Tuesday, October 27, 2015

Mary Worth 2173

"Always?" Always would indicate that Mary Worth seems to have no beginning, that she meddled before the foundation of worlds. She was there, telling Eve not to eat the forbidden fruit; she was there, telling Martin Luther that the selling of indulgences might not be such a good idea; she was there, telling Ronald Reagan that he should just ask Gorbachev to tear down the Berlin Wall. And throughout it all, by her side was Olive, kindred and eternal spirits, pulling strings, meddling, shaping the world as we know it.

Today's full strip

10 comments:

KitKat said...

Mary has a lot of nerve dragging God into her meshuganah notion of she and Olive as a superhuman team of Enlightened Ones. Of course, Mary is the Main E. O., with Olive as her fawning apprentice/acolyte. "Stand back, feeble humans!" Those bangle bracelets Mary is sporting may have a sinister purpose, like clanking them together to cloud men's minds. (It worked with Jeff.)

To avert my eyes from Mary's smirking countenance, I looked at the photographs Mr. Giella has provided. Is that Charles Darwin on the end table, and a scary nurse on the wall?

Nance said...

The whole conversation in this panel, besides being Painfully Awkward (a KM Trademark), scores incredibly high on the Unintentionally Creepy Scale as well.

Just...ugh.

fauxprof said...

We seem to be easing into a SF/Fantasy/Comic Book way of looking at things in the Worthiverse. OK, I'm far more comfortable with that than trying to fit the current plot into any kind of real-world logic. In fact, I'd like it if all of Mary's dialogue from now on boiled down to "I am Groot."

Yahoonski said...

I'm with you, Nance: It's creepy that Olive's creepy parents endorse their creepy daughter's creepy relationship with this creepy old biddy. It's also kind of creepy how much Mary looks like Richard Burton in P1.

mrvy said...

Weird as the dialogue is, I'm glad to hear Mary say "God works in mysterious ways." It implies she realizes that there is a God and it's not her. Up to this point, I was a bit worried that Mary thought she herself was omnipotent.

Anonymous said...

I think that Mary may have identified young, kindred spirit Olive as a sufficient receptacle for her Katra. After all, Mary is getting up there in years. She is preparing to move on to the next plane of existence.

Petunia said...

Mrvy, it might be that Mary DOES think that she is God, but she is now referring to herself (or Herself) in the third person.

Petunia said...

I missed the Olive story the first time around but thanks to your tags I have been reviewing them. Olive is really a very bizarre young lady, isn't she?

Dawn Weston's Evil Twin said...

Whaaaaa......???! I stopped reading this strip for a few days, and ... no pool party?!?!?!?!?!?! Just Mary and Dr.
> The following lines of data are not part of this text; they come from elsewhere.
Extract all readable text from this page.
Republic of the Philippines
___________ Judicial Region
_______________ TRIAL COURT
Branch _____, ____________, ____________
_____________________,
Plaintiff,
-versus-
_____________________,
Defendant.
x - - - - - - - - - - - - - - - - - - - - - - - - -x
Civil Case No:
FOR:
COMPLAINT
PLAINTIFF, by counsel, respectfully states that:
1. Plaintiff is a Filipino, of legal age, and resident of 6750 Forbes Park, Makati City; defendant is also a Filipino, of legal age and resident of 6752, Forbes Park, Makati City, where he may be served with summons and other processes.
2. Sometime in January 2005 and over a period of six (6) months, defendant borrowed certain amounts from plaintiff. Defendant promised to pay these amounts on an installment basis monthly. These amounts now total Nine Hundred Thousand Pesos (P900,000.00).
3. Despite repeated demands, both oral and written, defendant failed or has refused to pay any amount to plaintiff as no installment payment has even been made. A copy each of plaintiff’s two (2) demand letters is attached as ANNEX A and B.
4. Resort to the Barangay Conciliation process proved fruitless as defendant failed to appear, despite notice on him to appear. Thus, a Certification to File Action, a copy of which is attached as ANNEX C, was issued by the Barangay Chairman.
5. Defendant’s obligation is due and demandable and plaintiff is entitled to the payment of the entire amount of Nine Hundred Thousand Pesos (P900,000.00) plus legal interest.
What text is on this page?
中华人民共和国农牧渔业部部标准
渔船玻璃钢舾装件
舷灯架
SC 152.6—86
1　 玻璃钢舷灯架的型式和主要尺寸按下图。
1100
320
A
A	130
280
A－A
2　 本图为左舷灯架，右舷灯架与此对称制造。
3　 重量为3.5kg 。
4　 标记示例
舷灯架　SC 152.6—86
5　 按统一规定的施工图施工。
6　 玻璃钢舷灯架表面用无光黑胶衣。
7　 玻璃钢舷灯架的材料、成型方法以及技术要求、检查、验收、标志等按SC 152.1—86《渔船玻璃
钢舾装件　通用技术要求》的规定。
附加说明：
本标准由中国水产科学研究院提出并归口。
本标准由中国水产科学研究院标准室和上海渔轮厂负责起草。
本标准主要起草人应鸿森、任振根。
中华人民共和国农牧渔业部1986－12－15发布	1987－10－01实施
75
Jeff having dinner at the Bum Boat?!?!?!? What a rip-off!

Anyway, a trip to NYC will be GREAT! Little Olive Taylor and her frisky parents, Ken Kensington (sure to make an appearance!), John Dill, the mugger, the cab driver who almost ran Mary over, and others ....? One can only hope!

And, since people are commenting about the unprecedented resurgence of characters from past "plots," let me say that I would love ... LOVE! ... to see Nola Wolvenson, my all-time favorite Mary Worth character, reappear in the strip!

Carlye said...

If we're talking favorite characters, I'd have to say the drunken woman who broke Mary's glass swans. The last time we saw her, Mary had dumped her at a homeless women's shelter. I wish I could remember her name.